The Amalfi Coast, a 43-mile stretch just around the bend from Naples, is on many traveler "to-do" lists. Despite overcrowding at the peak of summer, visitors come for the promise of relaxation, fine dining, plush inns, and vistas made famous by Hollywood. Escaping the crowds and finding your piece of paradise isn't impossible---it just takes a little bit of planning.
When to Go
The Amalfi Coast is not at its best in summer, when coastal towns swell with vacationers and the heat is often sweltering. Optimum times are May-June and September-October. Visiting in winter is an appealing option---the temperature remains comfortable, rain is relatively rare, and hotel rates are at their lowest. However, be aware that some hotels and restaurants will not be open---always call ahead or check hotel web sites (if available).

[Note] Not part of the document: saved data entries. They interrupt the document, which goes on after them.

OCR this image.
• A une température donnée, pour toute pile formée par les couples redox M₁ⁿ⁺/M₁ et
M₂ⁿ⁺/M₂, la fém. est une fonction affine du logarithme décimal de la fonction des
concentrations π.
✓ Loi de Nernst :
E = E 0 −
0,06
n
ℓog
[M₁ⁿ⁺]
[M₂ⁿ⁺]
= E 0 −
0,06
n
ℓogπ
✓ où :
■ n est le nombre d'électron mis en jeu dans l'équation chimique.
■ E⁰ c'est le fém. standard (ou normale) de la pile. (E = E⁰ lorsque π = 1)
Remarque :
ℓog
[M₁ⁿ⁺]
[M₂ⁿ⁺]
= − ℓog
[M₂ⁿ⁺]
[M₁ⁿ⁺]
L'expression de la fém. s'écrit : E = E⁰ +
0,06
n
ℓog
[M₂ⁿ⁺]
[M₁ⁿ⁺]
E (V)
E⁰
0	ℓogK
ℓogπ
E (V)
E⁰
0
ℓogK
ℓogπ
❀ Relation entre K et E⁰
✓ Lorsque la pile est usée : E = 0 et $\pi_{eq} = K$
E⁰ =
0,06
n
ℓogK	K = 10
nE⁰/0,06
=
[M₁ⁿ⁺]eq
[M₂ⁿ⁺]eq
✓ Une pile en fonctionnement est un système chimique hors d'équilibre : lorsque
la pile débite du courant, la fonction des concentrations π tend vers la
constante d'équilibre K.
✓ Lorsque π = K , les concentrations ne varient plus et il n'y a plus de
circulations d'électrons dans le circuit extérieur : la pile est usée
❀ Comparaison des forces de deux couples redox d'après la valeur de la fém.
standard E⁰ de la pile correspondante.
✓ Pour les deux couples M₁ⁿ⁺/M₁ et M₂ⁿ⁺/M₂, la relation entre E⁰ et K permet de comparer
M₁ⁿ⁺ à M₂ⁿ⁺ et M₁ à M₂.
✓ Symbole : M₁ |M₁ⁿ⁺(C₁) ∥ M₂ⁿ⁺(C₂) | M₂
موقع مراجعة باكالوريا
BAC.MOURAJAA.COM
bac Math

Planes, trains, and automobiles, ferries, hydrofoils, and buses. On the Amalfi Coast the options are endless.
Choosing a Base
First-time visitors to the Amalfi Coast are often unsure where to stay. The perfect spot for your trip depends largely on your priorities and budget.
Positano is popular for its central location, its restaurants and jaw-dropping beauty. Despite these charms, some might find the peak season crowds, prices, and stairs overwhelming. Honeymooning? Grab a top-floor suite at Le Sirenuse. The Villa Rosa is one of Positano's best values.
Ravello is an enchanting village perched on a ridge high above Amalfi and the neighboring town of Atrani. Ravello is relatively out of the way and the bulk of its visitors come during the day, leaving the nights gloriously quiet. There are several hikes in the area---even down to Amalfi. For pampering, the Palazzo Sasso is hard to beat. For tranquility, the inexpensive La Fenice is just right.
Sorrento is convenient for visitors pairing the Amalfi Coasts with a stay in Naples, situated just across the way. It also marks the start of the 43-mile infamously winding coastal road that runs to Salerno. There are several attractively priced inns in Sorrento for those trying to save; we recommend Relais Palazzo Starace. Splurging? Dip into the pool at Excelsior Vittoria.
Amalfi is the Amalfi Coast's largest city, but it's still small enough to feel intimate. It is a convenient base for excursions to Capri and the Grotta dello Smeraldo. Amalfi is romantically situated at the mouth of a deep gorge and its Duomo is impressive. There are two romantic village annexes at the luxurious Santa Caterina. Perhaps the best bargain in Italy can be found at the Albergo Sant'Andrea.
Planning Your Days
A trip to the Amalfi Coast can be as busy or relaxed as you wish it to be. More ambitious day trips to Pompeii and Capri are doable---just be sure to leave plenty of space in your itinerary for sipping limoncello and staring at the water. Below are a few excursion options sprinkled with restaurant recommendations.
Spend the day in Capri, being sure to escape the crowds by heading to Anacapri, the island's "second city," about 3 km from Capri Town. Ride a 12-minute chairlift ride to the highest point on Capri, Monte Solaro. Tour one of the island's swankiest residences, the Villa San Michele. Enjoy an early dinner at Da Tonino.
From shopping to sights, there is much to keep you busy in Positano. For a relaxing afternoon, take a small boat to the Spaggia di Lauriot, a small cove perfect for swimming. Da Adolfo, a restaurant just above the beach, should satisfy any midday cravings. At the dinner hour, head up to Montepertuso, a hamlet high over Positano, for fine dining at either Donna Rosa or Il Ritrovo.
From the Amalfi Coast, Pompeii is an easy day trip---especially if you're based in Sorrento. From there, a Circumvesuviana train makes the 30-minute ride to the Pompeii-Scavi stop, a stone's throw away from the ruins' entrance. Expect to spend four to five hours at the site. On your return to Sorrento, recover from the day's excursion with a mellow meal at Trattoria da Emilia.
Concert enthusiasts will want to make Ravello a top priority. The small town is famous for its classical music festival, Festival Musicale di Ravello. The concerts, many of which are held in the gardens of the Villa Rufolo, have become so popular that the festival season stretches well beyond the summer. Fill up at Cumpà Cosimo after browsing several of the many ceramic shops.